Metterci davanti al nostro presente riuscendo a valorizzare in ogni istante ciò che inferno non è…. Sarebbe già vivere il paradiso… grazie x la riflessione
O quantomeno sarebbe viverci con una consapevolezza e una sensibilità maggiore, consci di ciò che siamo nel mondo e di quello che potremmo fare per migliorare questo “inferno dei viventi”. Sarebbe un favore, seppur faticoso, a noi e a chi con-vive insieme a noi, e sicuramente un’apertura consapevole sul nostro presente. Mi fa piacere che la riflessione ti sia piaciuta!
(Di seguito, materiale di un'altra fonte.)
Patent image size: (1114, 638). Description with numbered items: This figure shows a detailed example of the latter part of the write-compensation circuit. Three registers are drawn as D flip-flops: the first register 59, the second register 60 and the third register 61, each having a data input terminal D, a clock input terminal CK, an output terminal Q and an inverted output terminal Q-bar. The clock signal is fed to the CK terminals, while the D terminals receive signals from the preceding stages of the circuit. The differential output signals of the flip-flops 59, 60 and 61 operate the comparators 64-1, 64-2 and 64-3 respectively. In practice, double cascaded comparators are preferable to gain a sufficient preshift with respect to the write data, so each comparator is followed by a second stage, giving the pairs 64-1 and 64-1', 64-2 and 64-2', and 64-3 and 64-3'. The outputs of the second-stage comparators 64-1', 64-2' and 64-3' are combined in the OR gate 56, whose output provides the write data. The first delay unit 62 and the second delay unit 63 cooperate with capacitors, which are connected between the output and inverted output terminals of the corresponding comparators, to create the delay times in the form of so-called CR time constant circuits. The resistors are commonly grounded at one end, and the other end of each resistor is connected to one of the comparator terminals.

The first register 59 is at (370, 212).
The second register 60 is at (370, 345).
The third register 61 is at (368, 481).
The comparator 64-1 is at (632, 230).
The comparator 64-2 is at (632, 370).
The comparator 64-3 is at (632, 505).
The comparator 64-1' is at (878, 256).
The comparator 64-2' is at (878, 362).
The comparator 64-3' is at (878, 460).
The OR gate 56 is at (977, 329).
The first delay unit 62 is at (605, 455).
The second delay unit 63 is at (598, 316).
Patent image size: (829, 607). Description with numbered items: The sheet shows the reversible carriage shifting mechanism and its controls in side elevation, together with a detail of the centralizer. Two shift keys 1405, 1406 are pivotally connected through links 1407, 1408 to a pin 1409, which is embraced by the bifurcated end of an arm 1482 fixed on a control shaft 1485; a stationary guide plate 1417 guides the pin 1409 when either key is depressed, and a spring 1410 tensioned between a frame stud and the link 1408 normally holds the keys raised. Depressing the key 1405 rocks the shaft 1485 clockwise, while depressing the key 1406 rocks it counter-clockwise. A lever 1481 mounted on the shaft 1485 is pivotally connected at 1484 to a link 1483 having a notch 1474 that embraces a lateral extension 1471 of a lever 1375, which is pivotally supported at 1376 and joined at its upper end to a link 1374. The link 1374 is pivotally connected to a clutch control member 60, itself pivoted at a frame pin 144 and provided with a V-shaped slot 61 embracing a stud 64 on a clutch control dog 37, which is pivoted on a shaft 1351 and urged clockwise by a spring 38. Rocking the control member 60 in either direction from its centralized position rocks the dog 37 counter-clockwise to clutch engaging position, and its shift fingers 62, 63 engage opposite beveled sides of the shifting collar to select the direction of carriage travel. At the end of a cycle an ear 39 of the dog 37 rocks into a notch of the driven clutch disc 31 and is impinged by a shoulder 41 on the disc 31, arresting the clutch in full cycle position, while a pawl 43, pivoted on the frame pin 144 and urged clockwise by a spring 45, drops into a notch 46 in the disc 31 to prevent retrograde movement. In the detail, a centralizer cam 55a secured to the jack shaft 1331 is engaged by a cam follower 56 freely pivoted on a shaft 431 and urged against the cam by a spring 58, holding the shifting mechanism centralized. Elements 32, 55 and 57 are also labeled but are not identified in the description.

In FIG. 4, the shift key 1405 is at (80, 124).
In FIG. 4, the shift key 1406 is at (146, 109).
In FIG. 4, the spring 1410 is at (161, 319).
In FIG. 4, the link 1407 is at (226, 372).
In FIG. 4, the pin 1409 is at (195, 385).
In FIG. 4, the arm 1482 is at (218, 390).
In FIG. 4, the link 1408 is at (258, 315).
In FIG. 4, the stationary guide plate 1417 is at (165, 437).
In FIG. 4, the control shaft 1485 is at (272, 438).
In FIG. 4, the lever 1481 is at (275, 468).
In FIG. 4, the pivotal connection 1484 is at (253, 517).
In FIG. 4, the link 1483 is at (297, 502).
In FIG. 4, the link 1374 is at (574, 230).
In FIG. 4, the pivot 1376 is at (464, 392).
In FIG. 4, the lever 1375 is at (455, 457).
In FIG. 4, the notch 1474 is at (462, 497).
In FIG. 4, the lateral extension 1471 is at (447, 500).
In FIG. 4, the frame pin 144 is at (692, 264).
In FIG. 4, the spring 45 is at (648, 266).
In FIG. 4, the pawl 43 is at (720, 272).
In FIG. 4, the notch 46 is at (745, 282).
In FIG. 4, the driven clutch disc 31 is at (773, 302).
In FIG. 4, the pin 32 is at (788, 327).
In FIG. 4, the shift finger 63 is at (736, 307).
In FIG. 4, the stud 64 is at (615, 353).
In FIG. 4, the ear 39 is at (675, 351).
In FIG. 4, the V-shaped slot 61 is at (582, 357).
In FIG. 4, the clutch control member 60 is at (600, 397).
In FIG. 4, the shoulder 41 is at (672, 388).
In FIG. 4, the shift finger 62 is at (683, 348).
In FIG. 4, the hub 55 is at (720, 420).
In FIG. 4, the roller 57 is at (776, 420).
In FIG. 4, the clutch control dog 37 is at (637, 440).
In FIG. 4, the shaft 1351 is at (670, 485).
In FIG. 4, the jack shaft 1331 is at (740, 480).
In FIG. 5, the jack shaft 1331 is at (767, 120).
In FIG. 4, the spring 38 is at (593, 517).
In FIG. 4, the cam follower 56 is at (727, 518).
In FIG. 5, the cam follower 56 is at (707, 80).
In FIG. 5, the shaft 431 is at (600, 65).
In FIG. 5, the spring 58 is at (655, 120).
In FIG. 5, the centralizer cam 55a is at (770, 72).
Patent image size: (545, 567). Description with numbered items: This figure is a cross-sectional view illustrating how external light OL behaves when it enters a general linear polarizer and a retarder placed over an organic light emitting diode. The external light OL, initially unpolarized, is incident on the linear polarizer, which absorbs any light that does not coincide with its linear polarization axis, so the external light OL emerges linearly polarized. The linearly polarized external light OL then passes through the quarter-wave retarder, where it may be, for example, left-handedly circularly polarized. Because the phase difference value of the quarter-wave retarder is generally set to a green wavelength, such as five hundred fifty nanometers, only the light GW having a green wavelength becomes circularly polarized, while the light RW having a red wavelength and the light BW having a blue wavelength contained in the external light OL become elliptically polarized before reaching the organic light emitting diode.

‘Dare spazio a ciò che inferno non è’ , ma chi può stabilire ciò che è inferno o ciò che non lo è?
Intanto grazie per il commento Gianluca. In realtà, senza andare troppo nell’interpretazione personale, spero, Calvino lancia questo appello a ciascuno dei suoi lettori: sta a noi cercare ciò che inferno non è e dargli spazio, accogliendo la suggestione dell’autore ad aprirci e ad indirizzare il nostro sguardo sul nostro presente. Per farti un esempio un pochino più pratico e attuale: Alessandro d’Avenia ha intitolato uno dei suoi libri proprio “Ciò che inferno non è” (da qui il titolo del mio articolo, a riprendere il suo) parlando della Palermo in cui viveva Don Pino Puglisi, attivamente impegnato nella lotta contro la mafia come unico modo di crescita di una certa area della città. Credo che qui si configuri bene, anche a livello pratico, ciò che è inferno e, appunto, ciò che vale la pena salvare, ciò che inferno non è.
Si tratta forse di allenare quotidianamente la mente ed il cuore per renderli più sensibili alla percezione del valore di ciò che ci circonda??
In pochissime parole sì, questo è uno dei modi per dire ciò che propongo nella lettura critica di Calvino, declinato, mi sembra di poter vedere, in un linguaggio che rispecchia quelle che presumo siano tue credenze pre-giudiziali. Grazie del commento!